Nomad solves the problem of shoppers abandoning their search efforts by enabling users to find products simply by taking a picture or image of what they want. Ultimately this reduces processing time and cost while improving accuracy.
Location: San Francisco Bay Area
Product / Service Offering: Shazam for Products
Co-founder Interviewed: Ethan Reid
This article is part of our Business Startup Spotlight series featuring entrepreneurs and their companies. We hope that these founders’ interviews will inspire and motivate you as you undertake your own entrepreneurial journey.
Tell us a little about yourself with a focus on what motivates you?
I am a sophomore in high school with a love for technology. I am fascinated by the futuristic tech that now powers our world. Of all these technologies, computer vision is the one in which I am most passionate. I see high opportunity to change the way computer vision is done so it can be market ready. This drive to build and further tech is what motivates me.
When did you establish your company and where did the idea originate?
I established Nomad about nine months ago. The idea for Nomad came from an augmented reality project I did in early 2016. The solution consisted of scanning an object and then a 3D model would appear in which you could interact. When I applied the idea to retail, I found a problem. The problem was scalability due to the high levels of accuracy required to identify an individual item. From there Nomad was born. We set out to find a way to quickly train large databases of products with just a few images per product while still retaining accuracy.
What need or needs does your company seek to fill for its customers?
For our customers, we seek to solve the step of discovery. It is easy to order and pay for a product online, but the discovery has never really been improved beyond hunting for a product via menus or item types. If you see a product you like but don’t know the brand or model, it can be difficult to purchase it and often causes shoppers to abandon the effort. Nomad solves this problem by integrating into platforms and enabling users to find products simply by taking a picture or image of what they want.
What is the one thing that sets your company apart from its competitors?
Nomad is distinct from our closest competitors, Slyce and Clarifai. Our solution can be trained on a very small number of images due to our conversion ability. We take an image and turn it into thousands of new sub-images allowing a detector that would take a huge set of pictures to train for one product to be done with only a few original images.
Ultimately this reduces processing time and cost while improving accuracy. Additionally, our solution can be used in an inbound or outbound environment. The above scenario is an example of inbound where an image is sent to Nomad to be identified within a client database. Our outbound solution allows a client to provide images to us and then we identify those products externally using social media platforms. For example, a brand may want to track the release of a new item and see how often that specific item appears in pictures posted on various social media sites.
What was the biggest challenge you faced while getting your company up and running, and how did you overcome it?
The biggest challenge I faced was fitting everything into a small amount of time. As a high schooler, thirteen hours of my day is already taken. In the remaining time of the day, I have to fit Nomad in. It is constantly crunch time. This has brought about a constant hurdle of trying to balance work and school.
Are there resources you have utilized that other founders might find compelling or useful?

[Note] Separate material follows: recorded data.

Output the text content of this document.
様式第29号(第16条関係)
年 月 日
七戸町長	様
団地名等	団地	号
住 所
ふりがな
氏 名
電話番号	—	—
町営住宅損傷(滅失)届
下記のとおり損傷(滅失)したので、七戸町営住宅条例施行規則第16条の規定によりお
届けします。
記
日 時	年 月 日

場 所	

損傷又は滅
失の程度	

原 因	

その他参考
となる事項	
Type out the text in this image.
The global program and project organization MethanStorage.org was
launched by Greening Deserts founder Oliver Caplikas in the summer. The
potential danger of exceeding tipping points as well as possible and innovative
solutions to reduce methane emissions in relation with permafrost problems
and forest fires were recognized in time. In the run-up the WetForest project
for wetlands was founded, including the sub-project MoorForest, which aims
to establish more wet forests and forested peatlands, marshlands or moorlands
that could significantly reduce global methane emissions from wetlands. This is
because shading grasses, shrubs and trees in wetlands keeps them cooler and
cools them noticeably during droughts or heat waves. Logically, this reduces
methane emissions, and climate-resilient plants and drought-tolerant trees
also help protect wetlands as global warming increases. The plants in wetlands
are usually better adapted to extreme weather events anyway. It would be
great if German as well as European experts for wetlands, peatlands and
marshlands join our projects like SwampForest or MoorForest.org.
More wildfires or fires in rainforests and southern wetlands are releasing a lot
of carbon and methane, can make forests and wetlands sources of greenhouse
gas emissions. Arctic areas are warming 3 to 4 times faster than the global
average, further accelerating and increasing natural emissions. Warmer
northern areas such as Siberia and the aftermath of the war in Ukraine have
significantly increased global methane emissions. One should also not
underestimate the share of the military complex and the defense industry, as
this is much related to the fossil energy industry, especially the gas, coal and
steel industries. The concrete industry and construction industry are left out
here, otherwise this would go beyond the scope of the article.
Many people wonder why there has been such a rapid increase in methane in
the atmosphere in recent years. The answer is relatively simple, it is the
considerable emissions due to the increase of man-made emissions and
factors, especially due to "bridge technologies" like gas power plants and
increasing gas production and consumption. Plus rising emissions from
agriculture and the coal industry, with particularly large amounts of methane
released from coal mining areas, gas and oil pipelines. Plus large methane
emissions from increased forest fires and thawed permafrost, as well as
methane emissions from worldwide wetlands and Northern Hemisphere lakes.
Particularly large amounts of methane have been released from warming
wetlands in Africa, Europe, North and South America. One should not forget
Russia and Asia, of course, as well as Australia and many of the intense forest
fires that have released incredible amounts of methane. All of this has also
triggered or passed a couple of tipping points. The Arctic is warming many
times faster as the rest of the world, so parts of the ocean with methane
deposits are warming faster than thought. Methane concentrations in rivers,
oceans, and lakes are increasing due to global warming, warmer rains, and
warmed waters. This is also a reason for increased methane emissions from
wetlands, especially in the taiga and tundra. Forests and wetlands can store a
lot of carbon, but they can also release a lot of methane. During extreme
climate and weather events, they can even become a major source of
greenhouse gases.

I think the most useful resource is a simple email. We have made so much progress by just emailing people and asking questions. If you have a problem or a question, just ask.
What steps have you taken to secure funding for your company and what, if anything, would you do differently if you had to start over?
We have not yet secured funding. We have received some financial help in the form of hardware from companies such as NVIDIA.
Have there been any questions you have had as an entrepreneur of a fledgling startup that you had a particularly hard time finding the answers to?
Luckily, we have access to many industry experts.
What challenges, if any, are you grappling with?
We are always struggling with tech. We have such a big goal that when progress is slow it seems nearly impossible.
What is the most helpful tip or “hack” you’ve ever learned, stumbled across, or been given?
I am a firm believer in the power of a personal email. An email that details your problem and why you need their assistance can get you an immense about of free help. When Nomad got started we were lost on how the tech would work. I had read a really interesting paper on computer vision and reached out to the author. He replied back with all the information I needed to get started and he ended up following us on our journey. This has happened a few times by just sending an email.